RingConn (Gen 2 / Gen 3)

RingConn (the Gen 2 at about $279, plus the Gen 2 Air and a Gen 3 arriving late May 2026; from RingConn, Shenzhen) is the subscription-free archetype of the biometric ring sub-cohort: all standard features are free for life, the core positioning against Oura's required membership and Whoop's subscription-only model. Its sensors (PPG, skin temperature, SpO2, accelerometer) drive sleep, heart rate and HRV, and a deep-learning sleep-apnea / AHI screening feature, with 10-to-12-day battery (the charging case extends to about 150 days). The verified-vs-claimed throughline: the sleep-apnea / AHI feature is a company-claimed screening capability (RingConn cites about 90.7% accuracy) that is NOT FDA-cleared.
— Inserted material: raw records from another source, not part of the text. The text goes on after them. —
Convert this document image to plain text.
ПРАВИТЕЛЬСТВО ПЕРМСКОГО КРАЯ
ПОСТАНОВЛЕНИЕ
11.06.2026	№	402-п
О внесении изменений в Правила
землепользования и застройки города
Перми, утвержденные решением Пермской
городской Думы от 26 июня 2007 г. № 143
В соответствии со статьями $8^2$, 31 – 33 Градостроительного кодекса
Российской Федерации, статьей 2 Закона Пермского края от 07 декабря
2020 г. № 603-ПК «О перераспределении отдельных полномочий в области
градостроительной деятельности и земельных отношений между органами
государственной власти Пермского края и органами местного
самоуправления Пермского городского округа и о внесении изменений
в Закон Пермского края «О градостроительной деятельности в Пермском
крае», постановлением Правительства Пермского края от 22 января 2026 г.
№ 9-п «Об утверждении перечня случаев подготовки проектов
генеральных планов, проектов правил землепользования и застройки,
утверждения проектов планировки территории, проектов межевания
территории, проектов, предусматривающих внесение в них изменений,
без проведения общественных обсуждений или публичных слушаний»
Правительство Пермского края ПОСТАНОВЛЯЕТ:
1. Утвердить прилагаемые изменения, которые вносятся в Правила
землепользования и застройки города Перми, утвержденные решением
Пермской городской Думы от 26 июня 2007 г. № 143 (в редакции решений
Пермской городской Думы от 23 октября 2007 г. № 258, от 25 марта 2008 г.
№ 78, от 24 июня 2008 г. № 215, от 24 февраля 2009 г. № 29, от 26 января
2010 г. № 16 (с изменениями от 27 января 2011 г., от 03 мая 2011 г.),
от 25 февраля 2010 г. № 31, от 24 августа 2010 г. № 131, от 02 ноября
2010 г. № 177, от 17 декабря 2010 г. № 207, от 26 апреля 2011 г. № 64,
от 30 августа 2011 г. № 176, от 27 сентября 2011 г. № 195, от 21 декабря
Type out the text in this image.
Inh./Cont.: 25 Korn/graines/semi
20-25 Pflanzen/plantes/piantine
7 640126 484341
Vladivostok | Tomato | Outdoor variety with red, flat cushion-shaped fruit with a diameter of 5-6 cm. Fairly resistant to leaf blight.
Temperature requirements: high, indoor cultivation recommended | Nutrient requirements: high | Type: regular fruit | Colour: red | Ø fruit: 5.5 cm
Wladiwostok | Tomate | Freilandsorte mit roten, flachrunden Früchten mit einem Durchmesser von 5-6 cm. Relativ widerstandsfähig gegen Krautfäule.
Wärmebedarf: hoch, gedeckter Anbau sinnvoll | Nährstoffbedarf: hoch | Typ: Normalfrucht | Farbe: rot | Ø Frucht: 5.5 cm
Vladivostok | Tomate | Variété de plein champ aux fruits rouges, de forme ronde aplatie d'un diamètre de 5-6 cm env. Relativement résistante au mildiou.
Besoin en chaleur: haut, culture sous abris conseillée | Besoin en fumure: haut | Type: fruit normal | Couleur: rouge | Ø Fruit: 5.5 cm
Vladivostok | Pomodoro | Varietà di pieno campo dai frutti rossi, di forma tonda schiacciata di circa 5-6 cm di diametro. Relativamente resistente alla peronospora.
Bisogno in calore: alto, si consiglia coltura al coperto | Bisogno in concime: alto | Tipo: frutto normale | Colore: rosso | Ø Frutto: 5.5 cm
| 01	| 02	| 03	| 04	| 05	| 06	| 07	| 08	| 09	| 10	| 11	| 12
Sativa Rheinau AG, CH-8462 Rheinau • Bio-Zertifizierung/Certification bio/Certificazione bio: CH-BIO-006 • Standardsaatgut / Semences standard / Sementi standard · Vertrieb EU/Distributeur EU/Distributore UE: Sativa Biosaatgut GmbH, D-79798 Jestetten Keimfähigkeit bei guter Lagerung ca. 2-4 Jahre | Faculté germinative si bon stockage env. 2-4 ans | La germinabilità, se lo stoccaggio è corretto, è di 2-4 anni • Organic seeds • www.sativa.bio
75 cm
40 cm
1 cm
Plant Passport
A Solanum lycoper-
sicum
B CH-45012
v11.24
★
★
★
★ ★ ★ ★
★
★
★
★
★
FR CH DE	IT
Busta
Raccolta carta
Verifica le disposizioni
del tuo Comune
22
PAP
RingConn's own materials say it is 'actively pursuing clearance' and 'not intended to diagnose'; DEPLOY records the AHI claim as claimed, not cleared, the direct counterpoint to the genuinely-cleared Happy Ring in the same form factor. On the patent front, RingConn settled and licensed cleanly in the smart-ring ITC litigation; it was not import-banned, unlike Ultrahuman. Price is $279, subscription-free.

Whoop (5.0 / MG)

Whoop (the 5.0 and the 'Medical Grade' MG, both launched May 8, 2025, from Whoop, founded 2012 in Boston by Will Ahmed) is a screen-free biometric wrist band and the subscription-only archetype of the biometric cohort: there is no standalone hardware sale. Access is a membership, Whoop One at $199/year, Peak at $239/year, and Life at $359/year (which includes the MG hardware), with the band provided inside the subscription. Its PPG, skin-temperature, SpO2, and respiratory sensors feed Strain, Recovery, and Sleep Coach analytics and an LLM 'Whoop Coach'; the MG adds ECG, Blood Pressure Insights, and a Healthspan / 'Whoop Age' feature. DEPLOY records commercial maturity and a reported $10.1 billion valuation (March 2026). Whoop is the strongest verified-vs-claimed cautionary exemplar in the cohort: its ECG is FDA-cleared (2025), but it marketed Blood Pressure Insights without clearance, drew an FDA Warning Letter on July 14, 2025, refused to remove the feature, and as of May 2026 the matter is unresolved with a class action filed, the market-first contrast to Oura's study-first posture.